High-dynamic-range (HDR) is a name you’ve likely seen pop up before. Whether it be your television, your streaming service of choice, or the latest video game, HDR is important, but somewhat confusing in comparison to HD.
While its name might suggest that HDR is a successor to HD, the truth is that HDR is not a digital resolution but rather a display standard. If this terminology sounds confusing, think of it this way: HD is a term that refers to the number of pixels in a display, while HDR is a term that refers to the color gamut of those pixels.
In short, HDR alters the way a video signal represents the luminance and the colors of the video image being displayed. An HDR signal enables brighter-looking, more colorful, and detailed highlights, complete with a much more diverse range of vibrant colors and much darker and more intense shadows.
In other words, HDR makes for a higher quality image without actually making any improvements to the properties of the display. HDR doesn’t actually improve brightness, contrast, or color, it simply creates this illusion of sorts.
For this reason, no two competing HDR formats will look the same, even when playing the same content. Likewise, no two HDR formats will boast the same specific capabilities. These different formats range from HDR10 to HDR10+, Dolby Vision to HLG, and several other formats along the way. The only real similarities across the board are a shared peak luminance of 10,000 nits and a shared bit depth of 10. Beyond this, the competing HDR formats are free to tweak and adjust their capabilities in whatever way they please.
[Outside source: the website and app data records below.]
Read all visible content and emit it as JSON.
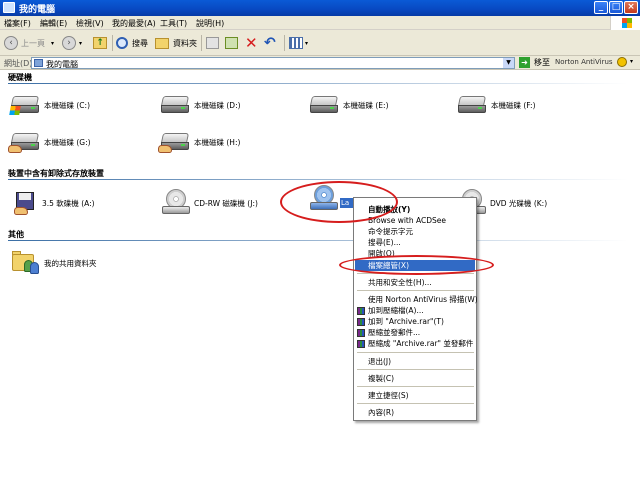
{
  "window": {
    "title": "我的電腦"
  },
  "menubar": [
    "檔案(F)",
    "編輯(E)",
    "檢視(V)",
    "我的最愛(A)",
    "工具(T)",
    "說明(H)"
  ],
  "toolbar": {
    "back_label": "上一頁",
    "search_label": "搜尋",
    "folders_label": "資料夾"
  },
  "address": {
    "label": "網址(D)",
    "value": "我的電腦",
    "go_label": "移至",
    "norton_label": "Norton AntiVirus"
  },
  "groups": {
    "hard_disks": "硬碟機",
    "removable": "裝置中含有卸除式存放裝置",
    "other": "其他"
  },
  "drives": [
    {
      "label": "本機磁碟 (C:)"
    },
    {
      "label": "本機磁碟 (D:)"
    },
    {
      "label": "本機磁碟 (E:)"
    },
    {
      "label": "本機磁碟 (F:)"
    },
    {
      "label": "本機磁碟 (G:)"
    },
    {
      "label": "本機磁碟 (H:)"
    }
  ],
  "removable": [
    {
      "label": "3.5 軟碟機 (A:)"
    },
    {
      "label": "CD-RW 磁碟機 (J:)"
    },
    {
      "label": "La"
    },
    {
      "label": "DVD 光碟機 (K:)"
    }
  ],
  "other": [
    {
      "label": "我的共用資料夾"
    }
  ],
  "context_menu": [
    {
      "label": "自動播放(Y)",
      "bold": true
    },
    {
      "label": "Browse with ACDSee"
    },
    {
      "label": "命令提示字元"
    },
    {
      "label": "搜尋(E)..."
    },
    {
      "label": "開啟(O)"
    },
    {
      "label": "檔案總管(X)",
      "highlighted": true
    },
    {
      "label": "共用和安全性(H)..."
    },
    {
      "label": "使用 Norton AntiVirus 掃描(W)"
    },
    {
      "label": "加到壓縮檔(A)...",
      "rar": true
    },
    {
      "label": "加到 \"Archive.rar\"(T)",
      "rar": true
    },
    {
      "label": "壓縮並發郵件...",
      "rar": true
    },
    {
      "label": "壓縮成 \"Archive.rar\" 並發郵件",
      "rar": true
    },
    {
      "label": "退出(J)"
    },
    {
      "label": "複製(C)"
    },
    {
      "label": "建立捷徑(S)"
    },
    {
      "label": "內容(R)"
    }
  ],
  "colors": {
    "titlebar": "#0a5ad6",
    "selection": "#316ac5",
    "annotation": "#d61d1d"
  }
}
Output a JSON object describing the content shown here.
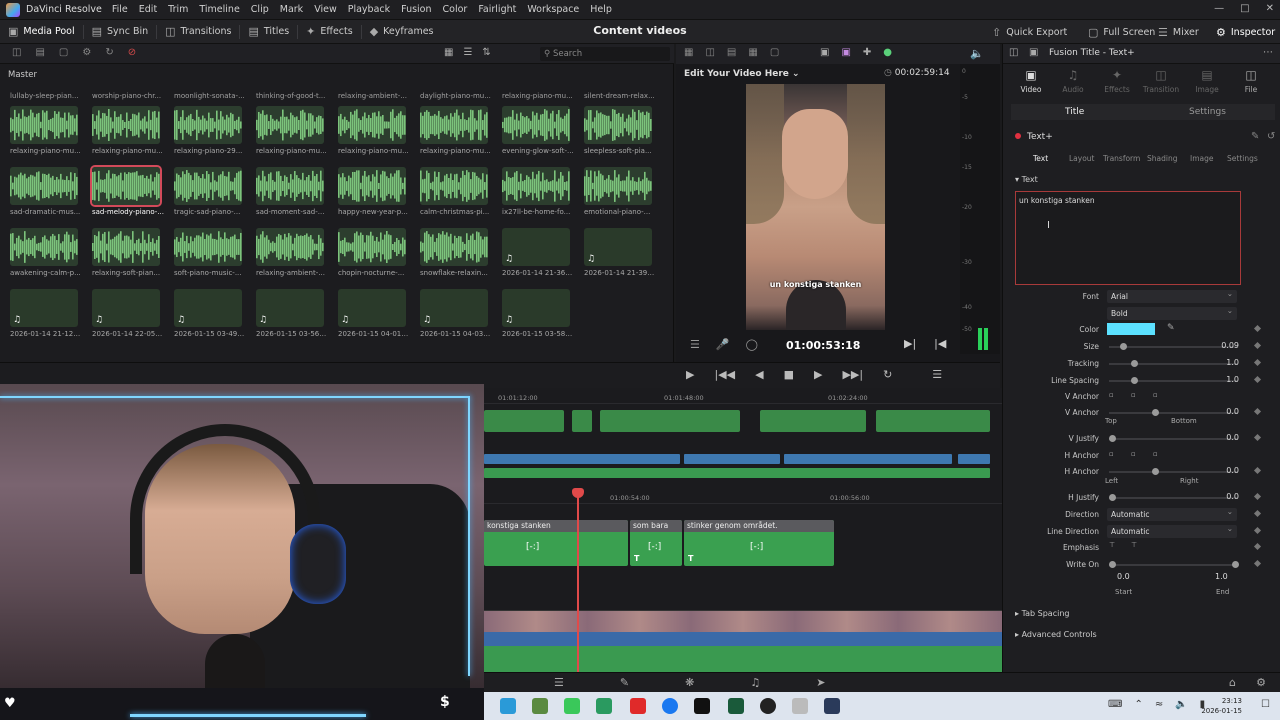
{
  "app": {
    "name": "DaVinci Resolve"
  },
  "menu": [
    "File",
    "Edit",
    "Trim",
    "Timeline",
    "Clip",
    "Mark",
    "View",
    "Playback",
    "Fusion",
    "Color",
    "Fairlight",
    "Workspace",
    "Help"
  ],
  "toolbar": {
    "media_pool": "Media Pool",
    "sync_bin": "Sync Bin",
    "transitions": "Transitions",
    "titles": "Titles",
    "effects": "Effects",
    "keyframes": "Keyframes",
    "project_title": "Content videos",
    "quick_export": "Quick Export",
    "full_screen": "Full Screen",
    "mixer": "Mixer",
    "inspector": "Inspector"
  },
  "media_pool": {
    "search_placeholder": "Search",
    "bin": "Master",
    "top_labels": [
      "lullaby-sleep-pian...",
      "worship-piano-chr...",
      "moonlight-sonata-...",
      "thinking-of-good-t...",
      "relaxing-ambient-...",
      "daylight-piano-mu...",
      "relaxing-piano-mu...",
      "silent-dream-relax..."
    ],
    "clips": [
      "relaxing-piano-mu...",
      "relaxing-piano-mu...",
      "relaxing-piano-29...",
      "relaxing-piano-mu...",
      "relaxing-piano-mu...",
      "relaxing-piano-mu...",
      "evening-glow-soft-...",
      "sleepless-soft-pia...",
      "sad-dramatic-mus...",
      "sad-melody-piano-...",
      "tragic-sad-piano-...",
      "sad-moment-sad-...",
      "happy-new-year-p...",
      "calm-christmas-pi...",
      "ix27ll-be-home-fo...",
      "emotional-piano-...",
      "awakening-calm-p...",
      "relaxing-soft-pian...",
      "soft-piano-music-...",
      "relaxing-ambient-...",
      "chopin-nocturne-...",
      "snowflake-relaxin...",
      "2026-01-14 21-36-...",
      "2026-01-14 21-39-...",
      "2026-01-14 21-12-...",
      "2026-01-14 22-05-...",
      "2026-01-15 03-49-...",
      "2026-01-15 03-56-...",
      "2026-01-15 04-01-...",
      "2026-01-15 04-03-...",
      "2026-01-15 03-58-..."
    ],
    "selected_clip": "sad-melody-piano-..."
  },
  "viewer": {
    "title": "Edit Your Video Here",
    "duration": "00:02:59:14",
    "timecode": "01:00:53:18",
    "subtitle": "un konstiga stanken",
    "meter_levels": [
      "0",
      "-5",
      "-10",
      "-15",
      "-20",
      "-30",
      "-40",
      "-50"
    ]
  },
  "inspector": {
    "panel_title": "Fusion Title - Text+",
    "tabs": [
      "Video",
      "Audio",
      "Effects",
      "Transition",
      "Image",
      "File"
    ],
    "subtabs": [
      "Title",
      "Settings"
    ],
    "node": "Text+",
    "text_tabs": [
      "Text",
      "Layout",
      "Transform",
      "Shading",
      "Image",
      "Settings"
    ],
    "section": "Text",
    "text_value": "un konstiga stanken",
    "font": "Arial",
    "style": "Bold",
    "color_label": "Color",
    "color": "#5ce1ff",
    "size_label": "Size",
    "size": "0.09",
    "size_frac": 0.09,
    "tracking_label": "Tracking",
    "tracking": "1.0",
    "tracking_frac": 0.18,
    "line_spacing_label": "Line Spacing",
    "line_spacing": "1.0",
    "line_spacing_frac": 0.18,
    "v_anchor_label": "V Anchor",
    "v_anchor_value": "0.0",
    "v_anchor_frac": 0.35,
    "top": "Top",
    "bottom": "Bottom",
    "v_justify_label": "V Justify",
    "v_justify": "0.0",
    "h_anchor_label": "H Anchor",
    "h_anchor_value": "0.0",
    "left": "Left",
    "right": "Right",
    "h_justify_label": "H Justify",
    "h_justify": "0.0",
    "direction_label": "Direction",
    "direction": "Automatic",
    "line_direction_label": "Line Direction",
    "line_direction": "Automatic",
    "emphasis_label": "Emphasis",
    "write_on_label": "Write On",
    "start_value": "0.0",
    "end_value": "1.0",
    "start": "Start",
    "end": "End",
    "font_label": "Font",
    "tab_spacing": "Tab Spacing",
    "advanced": "Advanced Controls"
  },
  "timeline": {
    "ruler_top": [
      "01:01:12:00",
      "01:01:48:00",
      "01:02:24:00"
    ],
    "ruler_main": [
      "01:00:54:00",
      "01:00:56:00"
    ],
    "title_clips": [
      "konstiga stanken",
      "som bara",
      "stinker genom området."
    ],
    "title_glyph": "[-:]"
  },
  "taskbar": {
    "time": "23:13",
    "date": "2026-01-15"
  }
}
Pros and Cons of HD and HDR
|Pros of HD||Cons of HD|
|Far superior to SD quality||Falls short of 4K UHD quality|
|HD visuals are further improved by HDR||More expensive than SD quality|
|Often much cheaper than UHD displays||Not compatible with some of your older tech|
|HD uses less power than UHD||HD files take up more space than SD|
|Pros of HDR||Cons of HDR|
|Markedly improves the looks of an HD or UHD display||Not all HD televisions include HDR|
|Typically comes automatically equipped with 4K UHD discs and the latest 4K TVs and gaming consoles||Often exclusive to 4K UHD, to the frustration of HD TV owners|
|No one HDR standard means there are many great options available, from HDR10 to Dolby Vision and several others in between||Costs more money for tech to be HDR equipped|
|Becoming more affordable lately||Makes SD and DVD technology seem obsolete|
HD vs. HDR: Which is Better?
So, now that the differences between HD and HDR have been made clear, which is truly superior?
Ultimately, the question isn’t so black and white. We know HD and HDR are both improvements over the SD standards of the past. Also, we know that HD and HDR are becoming more and more affordable these days. Likewise, we know that HD and HDR are not mutually exclusive. You can have an HD TV without HDR, but you cannot have HDR without also having an HD display. For this reason, it only seems fair to say HD is better than HDR.
It’s about more than just the simple fact that HD can exist without HDR. It also has to do with the many minor issues with HDR that still need to be ironed out. HDR can occasionally make human skin appear sickly or off-colored on-screen. It can also do the same with other hard-to-replicate colors, such as sunsets or other natural phenomena. The same goes for fast-moving images like car chase scenes or sporting events, where HDR struggles to keep up.
In the end, HD isn’t responsible for these problems because it’s only there to display images—it has nothing to do with the altered color gamut of HDR.